Skylar Chan, a sophomore at UMD studying computer science, was able to quickly start using Qiskit for the first time and completed each of the four challenges. He says that he enjoyed learning about the current state of quantum computing and its potential applications.
“I believe quantum computing will be a useful asset for medical research when it becomes ready,” Chan said. “Quantum machine learning could help analyze big healthcare data, accelerate biomedical discovery, and improve precision medicine.”
“Hackathons like Bitcamp provide hands-on learning and dedicated time for problem solving,” said David Steurman, IonQ’s Director of Academic and National Lab Partnerships. “This is how many students first find their interests in engineering and technology. This time over a hundred participants got to use a quantum computer.
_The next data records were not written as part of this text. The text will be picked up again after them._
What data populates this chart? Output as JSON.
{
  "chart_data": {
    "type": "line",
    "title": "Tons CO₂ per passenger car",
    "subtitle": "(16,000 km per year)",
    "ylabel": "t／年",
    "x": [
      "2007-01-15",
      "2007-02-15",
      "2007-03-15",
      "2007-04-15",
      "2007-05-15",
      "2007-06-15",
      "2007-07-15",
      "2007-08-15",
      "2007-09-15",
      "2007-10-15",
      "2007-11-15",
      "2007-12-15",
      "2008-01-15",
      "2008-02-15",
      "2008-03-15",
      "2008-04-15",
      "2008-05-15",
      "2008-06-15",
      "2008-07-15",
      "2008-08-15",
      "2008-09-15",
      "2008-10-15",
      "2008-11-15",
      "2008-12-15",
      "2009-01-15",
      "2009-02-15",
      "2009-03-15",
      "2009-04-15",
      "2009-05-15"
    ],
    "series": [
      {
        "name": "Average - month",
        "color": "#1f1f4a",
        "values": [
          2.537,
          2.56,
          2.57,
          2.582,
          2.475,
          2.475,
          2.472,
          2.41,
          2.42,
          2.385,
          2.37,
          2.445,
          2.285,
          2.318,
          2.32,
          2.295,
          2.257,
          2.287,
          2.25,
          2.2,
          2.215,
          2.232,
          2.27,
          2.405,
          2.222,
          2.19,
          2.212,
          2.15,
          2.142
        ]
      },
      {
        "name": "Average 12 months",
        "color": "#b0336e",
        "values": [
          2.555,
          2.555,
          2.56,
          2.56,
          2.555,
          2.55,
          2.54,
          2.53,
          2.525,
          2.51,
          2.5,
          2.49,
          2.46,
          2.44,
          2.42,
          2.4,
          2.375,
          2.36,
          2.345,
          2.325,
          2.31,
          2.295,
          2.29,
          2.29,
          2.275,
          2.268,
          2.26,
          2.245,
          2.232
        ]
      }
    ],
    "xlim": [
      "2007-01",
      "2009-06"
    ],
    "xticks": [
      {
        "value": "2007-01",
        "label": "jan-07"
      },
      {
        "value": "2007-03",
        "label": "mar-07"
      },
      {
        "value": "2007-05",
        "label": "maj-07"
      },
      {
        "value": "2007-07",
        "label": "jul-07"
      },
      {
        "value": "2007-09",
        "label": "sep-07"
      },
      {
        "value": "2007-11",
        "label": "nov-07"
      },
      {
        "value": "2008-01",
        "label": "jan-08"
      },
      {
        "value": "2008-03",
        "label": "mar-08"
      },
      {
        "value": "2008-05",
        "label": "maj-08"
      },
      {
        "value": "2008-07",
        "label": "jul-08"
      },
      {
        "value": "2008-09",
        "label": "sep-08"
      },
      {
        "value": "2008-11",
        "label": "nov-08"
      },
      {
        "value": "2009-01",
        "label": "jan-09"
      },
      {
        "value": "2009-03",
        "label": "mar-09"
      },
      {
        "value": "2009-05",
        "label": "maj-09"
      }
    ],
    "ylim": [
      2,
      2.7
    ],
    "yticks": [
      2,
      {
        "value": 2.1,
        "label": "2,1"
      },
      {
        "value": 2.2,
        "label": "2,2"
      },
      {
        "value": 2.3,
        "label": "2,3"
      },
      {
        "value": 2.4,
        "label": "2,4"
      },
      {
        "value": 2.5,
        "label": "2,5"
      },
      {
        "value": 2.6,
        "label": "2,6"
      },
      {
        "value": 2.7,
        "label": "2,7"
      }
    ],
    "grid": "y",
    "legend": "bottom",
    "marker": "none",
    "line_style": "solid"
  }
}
It is hard to imagine the excitement I would feel as an 18 year old programming such a device. I can't wait to see how these experiential activities inspire these young trail blazers as they develop the technology of tomorrow.”
The fun side of the event was obvious through the s’mores, games and miniature tents. But Bitcamp and its quantum track are also doing something very important for the future of computing. Giving a student her first opportunity to learn how to program a quantum computer could eventually send her career in a new direction. As quantum computers are becoming more powerful and useful, a pool of talent able to work with them will be critical not only to quantum hardware and software companies, but also across finance, pharmaceuticals, materials research, and other industries which have all started to explore quantum applications.